Support M600 filament swaps
Now that we have multi-color rendering to properly preview multi-color prints, the API for extrusionColor was updated to allow an array of colors.
ex. extrusionColors: ['#CF439D', 'rgb(84,74,187)', 'white', 'rgb(83,209,104)'],
But there is another way to use muliple colors for a print, which is a filament swap. This works by manually or automatically changing the filament at a certain layer. In GCode this is controlled via the M600 command.
This technique enables for instance multi-color signs and even color mixing in 2d (hueforge)
The obvious API for this sequence of colors would also be an array. But the question then is: how to define a possible combination of sequential and concurrent colors? Nesting arrays would be confusing.
For tool based multi-color it is known in advance which color is associated with which too. At least that correspondence doesn't change during the print.
For filament swaps, you cannot know how many swaps there will be. The whole gcode stream will have to be processed. And it just depens on what tool is active at that moment. That makes filament swap much more dynamic and less predictable.
Then there are systems, like the AMS from Bambulab that will allow you to continue on the next roll when the first is used up. Since GCode preview doesn't know anything about spools of filament it is impossible te predict when and where to do a color change without extra information. Therefore, I would suggest that this type of filament swap is out-of-scope for this ticket.
So supporting M600 but not sensor based filament swaps, is the focus.
My first suggestion for the api is to define an extra array: swapColors: []. Whenever an M600 is encountered, the next color in this array is used.
I think we are too focused on rendering the actual color of the filament.
There's an expectation of accuracy when visualizing gcode but sometimes we don't have the information and we should abstract it out.
Let's think about representing the changes with color indexes rather than trying to map colors to the actual world! My slicer, for example, does not care about what colors I loaded in to each extruders. Tool 1 is always orange, tool 2 is pink, etc.

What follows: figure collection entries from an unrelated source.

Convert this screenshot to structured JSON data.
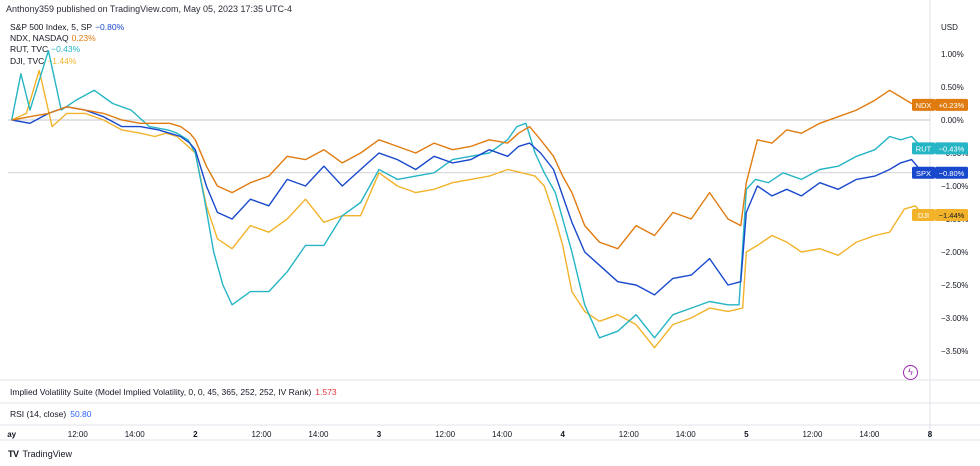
{
  "publisher": "Anthony359 published on TradingView.com, May 05, 2023 17:35 UTC-4",
  "legend": [
    {
      "label": "S&P 500 Index, 5, SP",
      "value": "−0.80%",
      "color": "#1848cc"
    },
    {
      "label": "NDX, NASDAQ",
      "value": "0.23%",
      "color": "#e07b10"
    },
    {
      "label": "RUT, TVC",
      "value": "−0.43%",
      "color": "#26b5c4"
    },
    {
      "label": "DJI, TVC",
      "value": "−1.44%",
      "color": "#f2b32a"
    }
  ],
  "indicators": {
    "ivs_label": "Implied Volatility Suite (Model Implied Volatility, 0, 0, 45, 365, 252, 252, IV Rank)",
    "ivs_value": "1.573",
    "rsi_label": "RSI (14, close)",
    "rsi_value": "50.80"
  },
  "brand": "TradingView",
  "brand_logo": "TV",
  "bolt_icon": "ϟ",
  "chart_data": {
    "type": "line",
    "y_unit": "USD",
    "ylim": [
      -3.75,
      1.25
    ],
    "y_ticks": [
      "1.00%",
      "0.50%",
      "0.00%",
      "−0.50%",
      "−1.00%",
      "−1.50%",
      "−2.00%",
      "−2.50%",
      "−3.00%",
      "−3.50%"
    ],
    "y_tick_values": [
      1.0,
      0.5,
      0.0,
      -0.5,
      -1.0,
      -1.5,
      -2.0,
      -2.5,
      -3.0,
      -3.5
    ],
    "x_ticks": [
      {
        "label": "ay",
        "t": 0
      },
      {
        "label": "12:00",
        "t": 0.36
      },
      {
        "label": "14:00",
        "t": 0.67
      },
      {
        "label": "2",
        "t": 1.0
      },
      {
        "label": "12:00",
        "t": 1.36
      },
      {
        "label": "14:00",
        "t": 1.67
      },
      {
        "label": "3",
        "t": 2.0
      },
      {
        "label": "12:00",
        "t": 2.36
      },
      {
        "label": "14:00",
        "t": 2.67
      },
      {
        "label": "4",
        "t": 3.0
      },
      {
        "label": "12:00",
        "t": 3.36
      },
      {
        "label": "14:00",
        "t": 3.67
      },
      {
        "label": "5",
        "t": 4.0
      },
      {
        "label": "12:00",
        "t": 4.36
      },
      {
        "label": "14:00",
        "t": 4.67
      },
      {
        "label": "8",
        "t": 5.0
      }
    ],
    "xlim": [
      -0.02,
      5.0
    ],
    "grid": false,
    "series": [
      {
        "name": "DJI",
        "color": "#f2b32a",
        "tag": "DJI",
        "tag_value": "−1.44%",
        "x": [
          0,
          0.08,
          0.15,
          0.22,
          0.3,
          0.4,
          0.5,
          0.6,
          0.7,
          0.78,
          0.84,
          0.9,
          0.96,
          1.0,
          1.06,
          1.12,
          1.2,
          1.3,
          1.4,
          1.5,
          1.6,
          1.7,
          1.8,
          1.9,
          2.0,
          2.1,
          2.2,
          2.3,
          2.4,
          2.5,
          2.6,
          2.7,
          2.78,
          2.85,
          2.9,
          2.96,
          3.0,
          3.05,
          3.12,
          3.2,
          3.3,
          3.4,
          3.5,
          3.6,
          3.7,
          3.8,
          3.9,
          3.98,
          4.0,
          4.06,
          4.14,
          4.22,
          4.3,
          4.4,
          4.5,
          4.6,
          4.7,
          4.78,
          4.86,
          4.92,
          4.96
        ],
        "y": [
          0.0,
          0.1,
          0.75,
          -0.1,
          0.1,
          0.1,
          0.0,
          -0.15,
          -0.2,
          -0.25,
          -0.2,
          -0.25,
          -0.4,
          -0.5,
          -1.3,
          -1.8,
          -1.95,
          -1.6,
          -1.7,
          -1.5,
          -1.2,
          -1.55,
          -1.45,
          -1.45,
          -0.8,
          -1.0,
          -1.1,
          -1.05,
          -0.95,
          -0.9,
          -0.85,
          -0.75,
          -0.8,
          -0.85,
          -1.0,
          -1.5,
          -1.9,
          -2.6,
          -2.9,
          -3.05,
          -2.95,
          -3.1,
          -3.45,
          -3.1,
          -3.0,
          -2.85,
          -2.9,
          -2.85,
          -2.0,
          -1.9,
          -1.75,
          -1.85,
          -2.0,
          -1.95,
          -2.05,
          -1.85,
          -1.75,
          -1.7,
          -1.35,
          -1.3,
          -1.44
        ]
      },
      {
        "name": "RUT",
        "color": "#26b5c4",
        "tag": "RUT",
        "tag_value": "−0.43%",
        "x": [
          0,
          0.05,
          0.1,
          0.15,
          0.2,
          0.27,
          0.35,
          0.45,
          0.55,
          0.65,
          0.75,
          0.85,
          0.9,
          0.96,
          1.0,
          1.05,
          1.1,
          1.15,
          1.2,
          1.3,
          1.4,
          1.5,
          1.6,
          1.7,
          1.8,
          1.9,
          2.0,
          2.1,
          2.2,
          2.3,
          2.4,
          2.5,
          2.6,
          2.7,
          2.75,
          2.8,
          2.85,
          2.9,
          2.96,
          3.0,
          3.05,
          3.12,
          3.2,
          3.3,
          3.4,
          3.5,
          3.6,
          3.7,
          3.8,
          3.9,
          3.96,
          4.0,
          4.05,
          4.12,
          4.2,
          4.3,
          4.4,
          4.5,
          4.6,
          4.7,
          4.78,
          4.84,
          4.9,
          4.96
        ],
        "y": [
          0.0,
          0.7,
          0.15,
          0.6,
          1.05,
          0.15,
          0.3,
          0.45,
          0.25,
          0.15,
          -0.1,
          -0.15,
          -0.2,
          -0.3,
          -0.5,
          -1.2,
          -2.0,
          -2.5,
          -2.8,
          -2.6,
          -2.6,
          -2.3,
          -1.9,
          -1.9,
          -1.45,
          -1.25,
          -0.75,
          -0.9,
          -0.85,
          -0.8,
          -0.6,
          -0.55,
          -0.5,
          -0.3,
          -0.1,
          -0.05,
          -0.5,
          -0.8,
          -1.1,
          -1.5,
          -2.0,
          -2.8,
          -3.3,
          -3.2,
          -2.95,
          -3.3,
          -2.95,
          -2.85,
          -2.75,
          -2.8,
          -2.8,
          -1.05,
          -0.9,
          -0.95,
          -0.8,
          -0.9,
          -0.75,
          -0.7,
          -0.55,
          -0.45,
          -0.25,
          -0.3,
          -0.25,
          -0.43
        ]
      },
      {
        "name": "SPX",
        "color": "#1848cc",
        "tag": "SPX",
        "tag_value": "−0.80%",
        "x": [
          0,
          0.1,
          0.2,
          0.3,
          0.4,
          0.5,
          0.6,
          0.7,
          0.8,
          0.86,
          0.92,
          0.97,
          1.0,
          1.06,
          1.12,
          1.2,
          1.3,
          1.4,
          1.5,
          1.6,
          1.7,
          1.8,
          1.9,
          2.0,
          2.1,
          2.2,
          2.3,
          2.4,
          2.5,
          2.6,
          2.7,
          2.76,
          2.82,
          2.88,
          2.95,
          3.0,
          3.05,
          3.12,
          3.2,
          3.3,
          3.4,
          3.5,
          3.6,
          3.7,
          3.8,
          3.9,
          3.97,
          4.0,
          4.06,
          4.14,
          4.22,
          4.3,
          4.4,
          4.5,
          4.6,
          4.7,
          4.78,
          4.84,
          4.9,
          4.96
        ],
        "y": [
          0.0,
          -0.05,
          0.1,
          0.2,
          0.15,
          0.05,
          -0.1,
          -0.1,
          -0.15,
          -0.2,
          -0.25,
          -0.35,
          -0.45,
          -1.0,
          -1.4,
          -1.5,
          -1.2,
          -1.3,
          -0.9,
          -1.0,
          -0.7,
          -1.0,
          -0.75,
          -0.5,
          -0.6,
          -0.75,
          -0.55,
          -0.65,
          -0.6,
          -0.45,
          -0.55,
          -0.4,
          -0.35,
          -0.5,
          -0.75,
          -1.15,
          -1.55,
          -2.0,
          -2.2,
          -2.45,
          -2.5,
          -2.65,
          -2.4,
          -2.35,
          -2.1,
          -2.5,
          -2.45,
          -1.4,
          -1.0,
          -1.15,
          -1.05,
          -1.15,
          -0.95,
          -1.05,
          -0.9,
          -0.85,
          -0.75,
          -0.65,
          -0.6,
          -0.8
        ]
      },
      {
        "name": "NDX",
        "color": "#e07b10",
        "tag": "NDX",
        "tag_value": "+0.23%",
        "x": [
          0,
          0.1,
          0.2,
          0.3,
          0.4,
          0.5,
          0.6,
          0.7,
          0.8,
          0.86,
          0.92,
          0.97,
          1.0,
          1.06,
          1.12,
          1.2,
          1.3,
          1.4,
          1.5,
          1.6,
          1.7,
          1.8,
          1.9,
          2.0,
          2.1,
          2.2,
          2.3,
          2.4,
          2.5,
          2.6,
          2.7,
          2.76,
          2.82,
          2.88,
          2.95,
          3.0,
          3.05,
          3.12,
          3.2,
          3.3,
          3.4,
          3.5,
          3.6,
          3.7,
          3.8,
          3.9,
          3.97,
          4.0,
          4.06,
          4.14,
          4.22,
          4.3,
          4.4,
          4.5,
          4.6,
          4.7,
          4.78,
          4.84,
          4.9,
          4.96
        ],
        "y": [
          0.0,
          0.05,
          0.1,
          0.2,
          0.15,
          0.1,
          0.0,
          -0.05,
          -0.05,
          -0.05,
          -0.1,
          -0.2,
          -0.3,
          -0.7,
          -1.0,
          -1.1,
          -0.95,
          -0.85,
          -0.55,
          -0.6,
          -0.45,
          -0.65,
          -0.5,
          -0.3,
          -0.4,
          -0.5,
          -0.35,
          -0.45,
          -0.4,
          -0.3,
          -0.35,
          -0.2,
          -0.1,
          -0.3,
          -0.55,
          -0.85,
          -1.1,
          -1.6,
          -1.85,
          -1.95,
          -1.6,
          -1.75,
          -1.4,
          -1.5,
          -1.1,
          -1.5,
          -1.6,
          -0.95,
          -0.3,
          -0.35,
          -0.15,
          -0.2,
          -0.05,
          0.05,
          0.15,
          0.3,
          0.45,
          0.35,
          0.25,
          0.23
        ]
      }
    ]
  }
}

Before the gcode is loaded, we can't know how many color changes there will be. But we can loop through a default array that indicates that the color changed. In the case of M600, an array of two is enough to understand what is going on during the print. If the user wants to make it pretty, they can add more colors to the array. It's pretty unlikely that the array will be longer than 10 colors, different or duplicated, because it's a manual change that would be super annoying in the first place.
Why would we use a different param than the existing extrusionColor? It is an array, and we can loop through it. We don't have to have it indexed and mapped perfectly to the number of M600s in the file.
but which color would we pick then, from the extrusionColor arrray?
We also don't know how many tool indices the print will use without processing all of the gcode.
So I don't think we can share a simple array between the tool changing and the filament swaps.
What I want with this feature is to allow users to actually preview their print with the colors that they've planned. It would also be nice to have a fallback for the case where there are not enough colors specified up front for all of the swaps. Like you said we could just loop through the array.
toolchanging does complicate things a little bit. I will be harder for users to create that array for swapped colors. So maybe each tool should have it's own array of colors.... but that seems a bit unwieldy.
but thinking about what you've said again.. I think you're making the case that M600's not very convenient and there less of a priority? I must say I was a little confused myself because my slicer converts 'color changes at Z=something' to tool changes.. So I'm not even using M600 in the way I thought for a minute.
I'll think about it
but which color would we pick then, from the extrusionColor arrray?
I'm thinking about naively starting at index 0 and increment at each M600 until it's time to loop back to 0. So if there are two colors, it will just switch between the two. I'm not sure about what to do when there is only a single color. Should we have a default colors list to fallback to? Or slightly change the brightness? Do nothing?
I'm pretty sure that setting a default value for extrusionColor that is an array would seamlessly allow users to see M600s without having to change their config if they are using the defaults:
static readonly defaultExtrusionColor = [new Color('hotpink'), new Color('lime')];
Users that are already specifying a single color won't technically see that as a breaking change because M600 was not supported before. I will not change the result they used to get unless we implement a fallback.